An initial toxicity Range-Finder Experiment was carried out in the absence and in the presence of S-9 in strains TA98, TA100 and TA102 only, using final concentrations of Rhodium (III) oxide up to 5000 μg/plate. No evidence of toxicity was observed.

The same concentrations were retained for treatments of all the tester strains in Experiment 1 in the absence and in the presence of S-9. Following these treatments, no evidence of toxicity was observed.

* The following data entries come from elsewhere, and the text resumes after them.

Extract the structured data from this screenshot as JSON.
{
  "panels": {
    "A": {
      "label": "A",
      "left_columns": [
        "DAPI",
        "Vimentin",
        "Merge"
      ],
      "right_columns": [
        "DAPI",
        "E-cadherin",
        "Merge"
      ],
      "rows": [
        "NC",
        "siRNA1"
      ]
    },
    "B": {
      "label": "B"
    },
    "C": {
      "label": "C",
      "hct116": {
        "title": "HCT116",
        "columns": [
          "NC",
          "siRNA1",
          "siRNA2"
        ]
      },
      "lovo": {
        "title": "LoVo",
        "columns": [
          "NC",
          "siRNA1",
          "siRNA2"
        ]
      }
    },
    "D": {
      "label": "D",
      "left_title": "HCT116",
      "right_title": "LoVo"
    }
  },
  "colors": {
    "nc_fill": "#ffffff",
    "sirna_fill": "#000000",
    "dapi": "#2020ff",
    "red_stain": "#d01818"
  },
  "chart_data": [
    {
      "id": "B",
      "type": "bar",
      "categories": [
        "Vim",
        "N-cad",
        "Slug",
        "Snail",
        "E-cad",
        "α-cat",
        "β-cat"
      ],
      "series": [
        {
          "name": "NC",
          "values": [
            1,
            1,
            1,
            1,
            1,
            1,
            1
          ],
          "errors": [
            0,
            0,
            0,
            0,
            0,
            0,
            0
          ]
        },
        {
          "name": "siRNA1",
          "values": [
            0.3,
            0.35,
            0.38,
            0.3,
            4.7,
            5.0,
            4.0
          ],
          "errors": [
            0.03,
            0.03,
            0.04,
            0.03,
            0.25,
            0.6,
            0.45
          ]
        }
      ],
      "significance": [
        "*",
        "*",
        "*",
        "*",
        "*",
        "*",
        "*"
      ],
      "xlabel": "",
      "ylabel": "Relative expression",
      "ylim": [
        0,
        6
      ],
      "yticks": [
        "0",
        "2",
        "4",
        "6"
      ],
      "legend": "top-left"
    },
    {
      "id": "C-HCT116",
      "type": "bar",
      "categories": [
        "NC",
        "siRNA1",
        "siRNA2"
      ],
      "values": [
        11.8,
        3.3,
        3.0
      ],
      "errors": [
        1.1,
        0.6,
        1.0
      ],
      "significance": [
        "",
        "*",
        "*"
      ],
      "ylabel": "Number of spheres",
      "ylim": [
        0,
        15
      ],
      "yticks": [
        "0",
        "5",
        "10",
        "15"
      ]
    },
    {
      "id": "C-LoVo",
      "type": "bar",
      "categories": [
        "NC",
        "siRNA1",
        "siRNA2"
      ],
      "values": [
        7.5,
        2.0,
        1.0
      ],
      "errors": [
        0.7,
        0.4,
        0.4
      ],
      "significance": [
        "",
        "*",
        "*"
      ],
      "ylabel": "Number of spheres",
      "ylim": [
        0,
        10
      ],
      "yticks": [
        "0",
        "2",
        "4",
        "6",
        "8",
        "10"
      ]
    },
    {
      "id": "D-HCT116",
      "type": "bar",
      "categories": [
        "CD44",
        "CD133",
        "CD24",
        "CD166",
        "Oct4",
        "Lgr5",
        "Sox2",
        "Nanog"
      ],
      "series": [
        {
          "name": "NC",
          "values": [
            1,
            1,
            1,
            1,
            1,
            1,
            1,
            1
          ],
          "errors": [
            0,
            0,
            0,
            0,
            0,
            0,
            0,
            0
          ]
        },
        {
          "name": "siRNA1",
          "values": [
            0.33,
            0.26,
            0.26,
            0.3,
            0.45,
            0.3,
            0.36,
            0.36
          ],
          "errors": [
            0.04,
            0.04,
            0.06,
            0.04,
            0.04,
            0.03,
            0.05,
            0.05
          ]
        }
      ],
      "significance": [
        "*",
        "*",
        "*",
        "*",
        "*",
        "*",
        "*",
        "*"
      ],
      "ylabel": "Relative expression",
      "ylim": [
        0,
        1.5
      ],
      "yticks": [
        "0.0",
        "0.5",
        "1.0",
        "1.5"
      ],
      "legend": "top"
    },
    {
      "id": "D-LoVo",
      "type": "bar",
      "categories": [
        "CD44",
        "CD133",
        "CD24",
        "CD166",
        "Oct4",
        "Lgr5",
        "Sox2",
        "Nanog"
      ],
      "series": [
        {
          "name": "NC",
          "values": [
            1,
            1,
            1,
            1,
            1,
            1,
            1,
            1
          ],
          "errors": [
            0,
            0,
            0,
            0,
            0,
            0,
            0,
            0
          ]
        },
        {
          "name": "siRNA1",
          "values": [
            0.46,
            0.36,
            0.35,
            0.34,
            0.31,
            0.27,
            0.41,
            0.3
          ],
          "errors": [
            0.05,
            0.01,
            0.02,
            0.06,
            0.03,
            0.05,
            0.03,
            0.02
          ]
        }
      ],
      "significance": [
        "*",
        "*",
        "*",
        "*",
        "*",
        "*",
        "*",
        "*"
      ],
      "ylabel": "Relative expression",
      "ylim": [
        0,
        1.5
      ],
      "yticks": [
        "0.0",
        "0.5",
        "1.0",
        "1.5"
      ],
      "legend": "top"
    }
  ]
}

Experiment 2 treatments of all the tester strains were performed in the absence and in the presence of S-9. The maximum test concentration of 5000 μg/plate was retained for all strains. Narrowed concentration intervals were employed covering the ranges 51.2 - 5000 μg/plate. In addition, all treatments in the presence of S-9 were further modified by the inclusion of a preincubation step. Following these treatments, no clear evidence of toxicity was observed.

The test article was treated as a suspension in this study, and therefore any observations of precipitation are not considered relevant and are not reported.

Vehicle, untreated and positive control treatments were included for all strains in all experiments. The numbers of revertant colonies on vehicle control plates were comparable with acceptable ranges and with the untreated controls, and were elevated by positive control treatments.

Following Rhodium (III) oxide treatments of all the test strains in the absence and presence of S-9 in the mutation experiments, no notable or concentration-related increases in revertant numbers were observed, and none that were ≥1.5-fold (in strain TA102), ≥2-fold (in strains TA98 or TA100) or ≥3-fold (in strains TA1535 or TA1537) the concurrent vehicle control. This study was considered therefore to have provided no evidence of any Rhodium (III) oxide mutagenic activity in this assay system.